During the emergence of modern art there were few art academies in Sweden. The most important ones were the Royal Institute of Art and the University of Arts, Crafts and Design (Konstfack) in Stockholm and the Valand Academy in Gothenburg. At the time, it was possible to identify an artist’s style according to the education they had received. In somewhat simplified terms, Stockholm was focused on form while Gothenburg put the emphasis on colour, which resulted in the School of the Gothenburg Colourists. Needless to say, this is a broad generalisation but nevertheless, there is some truth in the assertion that the professors of the academies served as important role models for the students. One still employs epithets such as “a student of Endre Nemes” or “a student of Ragnar Sandberg” as a stamp of quality.
Today, however, the situation is different. The number of art academies has increased to include Umeå and Malmö and the art scene has expanded globally. It is no longer possible to identify an artist as a student of a specific academy and it is even harder to relate an artist to a specific professor.
Judit Kristensen received her artistic education at the Academy of Fine Arts, Umeå, where she obtained her master’s degree in 2021. It is not easy to identify traces from the Umeå Academy in her work and even harder to discern any professorial influence. In other words, Judit Kristensen appears as a highly individual artist with no attachment to the site of her training. In fact, her artistic practice does not even feel Swedish. It is almost as if she could have sprung from anywhere in the Western world. It would be interesting to know if her painting changed after she moved from Umeå to Antwerp. I suspect not. And the reason for that may quite simply be because her paintings are not primarily representations of a physical reality but rather more depictions of emotional states.
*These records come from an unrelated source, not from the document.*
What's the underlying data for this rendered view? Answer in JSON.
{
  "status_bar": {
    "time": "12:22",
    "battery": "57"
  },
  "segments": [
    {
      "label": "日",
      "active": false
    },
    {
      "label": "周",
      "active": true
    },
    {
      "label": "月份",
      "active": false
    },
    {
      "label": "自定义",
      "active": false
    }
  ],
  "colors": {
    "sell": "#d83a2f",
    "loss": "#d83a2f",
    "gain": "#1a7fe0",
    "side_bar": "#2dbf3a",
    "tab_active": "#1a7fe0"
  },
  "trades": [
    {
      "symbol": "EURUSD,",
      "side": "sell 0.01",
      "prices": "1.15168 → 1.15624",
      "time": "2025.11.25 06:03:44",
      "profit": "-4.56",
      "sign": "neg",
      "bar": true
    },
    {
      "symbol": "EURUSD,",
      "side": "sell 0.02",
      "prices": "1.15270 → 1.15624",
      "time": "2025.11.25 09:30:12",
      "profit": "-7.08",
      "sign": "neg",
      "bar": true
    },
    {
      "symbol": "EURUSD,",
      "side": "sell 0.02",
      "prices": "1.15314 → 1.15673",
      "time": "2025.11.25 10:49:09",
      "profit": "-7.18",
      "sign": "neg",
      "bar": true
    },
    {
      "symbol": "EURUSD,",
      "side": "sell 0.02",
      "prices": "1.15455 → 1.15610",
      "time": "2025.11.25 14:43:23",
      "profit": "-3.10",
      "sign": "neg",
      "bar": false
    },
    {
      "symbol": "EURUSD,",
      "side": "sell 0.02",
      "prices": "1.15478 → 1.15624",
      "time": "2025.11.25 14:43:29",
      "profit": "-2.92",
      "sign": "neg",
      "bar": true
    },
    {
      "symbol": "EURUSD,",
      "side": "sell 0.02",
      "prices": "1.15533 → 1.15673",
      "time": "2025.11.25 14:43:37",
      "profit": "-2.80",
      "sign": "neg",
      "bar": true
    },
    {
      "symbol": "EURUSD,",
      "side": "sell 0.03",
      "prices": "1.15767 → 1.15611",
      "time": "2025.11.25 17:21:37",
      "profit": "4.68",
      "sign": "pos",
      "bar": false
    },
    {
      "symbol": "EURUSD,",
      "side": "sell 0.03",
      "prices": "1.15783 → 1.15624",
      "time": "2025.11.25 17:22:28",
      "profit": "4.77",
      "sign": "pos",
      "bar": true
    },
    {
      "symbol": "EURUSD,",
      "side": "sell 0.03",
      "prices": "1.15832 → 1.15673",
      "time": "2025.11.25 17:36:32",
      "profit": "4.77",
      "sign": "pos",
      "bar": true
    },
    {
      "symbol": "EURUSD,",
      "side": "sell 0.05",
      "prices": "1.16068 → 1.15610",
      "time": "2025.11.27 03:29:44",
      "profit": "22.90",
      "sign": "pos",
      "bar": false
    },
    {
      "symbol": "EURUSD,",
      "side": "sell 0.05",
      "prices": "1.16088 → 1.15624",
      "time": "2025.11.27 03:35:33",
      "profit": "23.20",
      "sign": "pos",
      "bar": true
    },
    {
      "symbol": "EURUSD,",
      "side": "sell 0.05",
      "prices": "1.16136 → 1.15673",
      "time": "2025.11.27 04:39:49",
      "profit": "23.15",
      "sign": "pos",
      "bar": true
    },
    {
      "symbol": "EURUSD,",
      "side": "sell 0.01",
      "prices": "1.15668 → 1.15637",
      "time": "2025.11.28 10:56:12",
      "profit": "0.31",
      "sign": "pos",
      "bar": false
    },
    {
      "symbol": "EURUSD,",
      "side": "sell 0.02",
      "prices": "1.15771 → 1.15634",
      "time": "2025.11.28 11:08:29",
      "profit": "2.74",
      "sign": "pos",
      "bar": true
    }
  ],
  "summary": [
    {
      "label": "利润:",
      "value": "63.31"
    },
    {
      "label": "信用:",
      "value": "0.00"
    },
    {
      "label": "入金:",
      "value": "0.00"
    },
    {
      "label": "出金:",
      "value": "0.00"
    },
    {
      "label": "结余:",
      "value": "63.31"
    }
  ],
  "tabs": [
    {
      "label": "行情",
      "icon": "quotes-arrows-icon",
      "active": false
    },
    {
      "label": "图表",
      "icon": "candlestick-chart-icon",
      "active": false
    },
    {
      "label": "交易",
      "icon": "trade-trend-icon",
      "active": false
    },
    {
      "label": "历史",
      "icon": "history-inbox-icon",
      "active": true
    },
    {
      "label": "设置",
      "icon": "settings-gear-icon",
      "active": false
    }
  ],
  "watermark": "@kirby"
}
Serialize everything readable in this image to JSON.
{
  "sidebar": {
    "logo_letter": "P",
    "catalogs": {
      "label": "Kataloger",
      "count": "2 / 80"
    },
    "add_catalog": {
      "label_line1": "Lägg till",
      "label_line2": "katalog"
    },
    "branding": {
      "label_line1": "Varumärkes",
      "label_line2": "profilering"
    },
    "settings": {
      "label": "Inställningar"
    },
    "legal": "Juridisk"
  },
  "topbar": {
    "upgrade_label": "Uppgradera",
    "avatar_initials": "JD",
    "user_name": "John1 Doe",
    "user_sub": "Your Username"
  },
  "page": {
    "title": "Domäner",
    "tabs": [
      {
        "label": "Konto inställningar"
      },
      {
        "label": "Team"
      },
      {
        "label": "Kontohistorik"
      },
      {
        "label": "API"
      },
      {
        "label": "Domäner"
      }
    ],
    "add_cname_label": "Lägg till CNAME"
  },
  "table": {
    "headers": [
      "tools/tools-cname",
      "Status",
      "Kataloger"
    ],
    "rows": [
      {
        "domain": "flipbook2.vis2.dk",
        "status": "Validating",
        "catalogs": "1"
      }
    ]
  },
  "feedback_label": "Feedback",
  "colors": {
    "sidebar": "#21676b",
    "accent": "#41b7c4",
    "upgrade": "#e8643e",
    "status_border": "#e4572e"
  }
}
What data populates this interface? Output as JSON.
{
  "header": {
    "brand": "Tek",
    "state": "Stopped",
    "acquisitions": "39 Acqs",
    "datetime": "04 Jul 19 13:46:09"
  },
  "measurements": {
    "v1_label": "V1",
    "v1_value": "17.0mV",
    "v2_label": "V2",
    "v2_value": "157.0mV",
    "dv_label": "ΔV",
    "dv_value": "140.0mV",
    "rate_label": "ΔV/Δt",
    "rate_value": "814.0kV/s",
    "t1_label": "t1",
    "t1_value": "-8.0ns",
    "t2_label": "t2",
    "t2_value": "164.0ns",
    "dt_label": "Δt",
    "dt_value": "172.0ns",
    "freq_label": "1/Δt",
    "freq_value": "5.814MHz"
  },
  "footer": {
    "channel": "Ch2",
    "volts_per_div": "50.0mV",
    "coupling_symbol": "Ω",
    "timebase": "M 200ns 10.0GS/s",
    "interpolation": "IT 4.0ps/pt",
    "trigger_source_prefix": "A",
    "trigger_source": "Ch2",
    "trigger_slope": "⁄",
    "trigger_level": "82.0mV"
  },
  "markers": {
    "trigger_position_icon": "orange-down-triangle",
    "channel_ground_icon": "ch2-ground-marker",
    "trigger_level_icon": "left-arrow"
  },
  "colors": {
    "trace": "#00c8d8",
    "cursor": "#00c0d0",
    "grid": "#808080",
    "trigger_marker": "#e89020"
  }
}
The subject matter of Judit Kristensen’s paintings are interior spaces. Not excessively well composed, they rather look as if they were episodic glimpses of an almost random nature. The spaces appear flattened out by a yellow-green artificial light, originating not from natural sources but from computer or television screens, which infuses the pictorial space with an unreal gleam. These flat spatial constructions feature a number of contemporary quotidian objects, such as computers, Coca-Cola bottles, television screens, in brief, objects whose appearance is more or less identical wherever they appear. Neither is the character of the objects particularly painterly, when contrasted with paintings of older still lifes that tested the skills of painters and presented a challenge to the viewer, who had to interpret the objects and organise them into a comprehensive iconography that encompassed both the contemplative and the ethical. Producing a symbolic interpretation of the objects that occur in Judit Kristensen’s paintings presents a formidable challenge. Appearing to be everyday objects devoid of metaphysical dimensions, they accentuate the feeling of loneliness in front of a screen that seems to be the only port of communication with the exterior world.
Judit Kristensen’s paintings inevitably provoke thoughts of the pandemic that has ravaged the world during the last two years. However, her paintings are not infused with the sense of desperate loneliness that has characterised this troubled time. On the contrary, Judit Kristensen’s paintings are distinguished by a coldness that lends them an almost observing and analytical character. Which is perhaps not surprising when one learns that Judit Kristensen, before she embarked on her artistic education, trained as a psychologist at Umeå University. Her almost clinical manner of relating to these emotional states bear witness to a deep understanding of the human psyche. It is with great pleasure that we congratulate Judit Kristensen on the 2022 Fredrik Roos Art Grant and welcome her to Artipelag.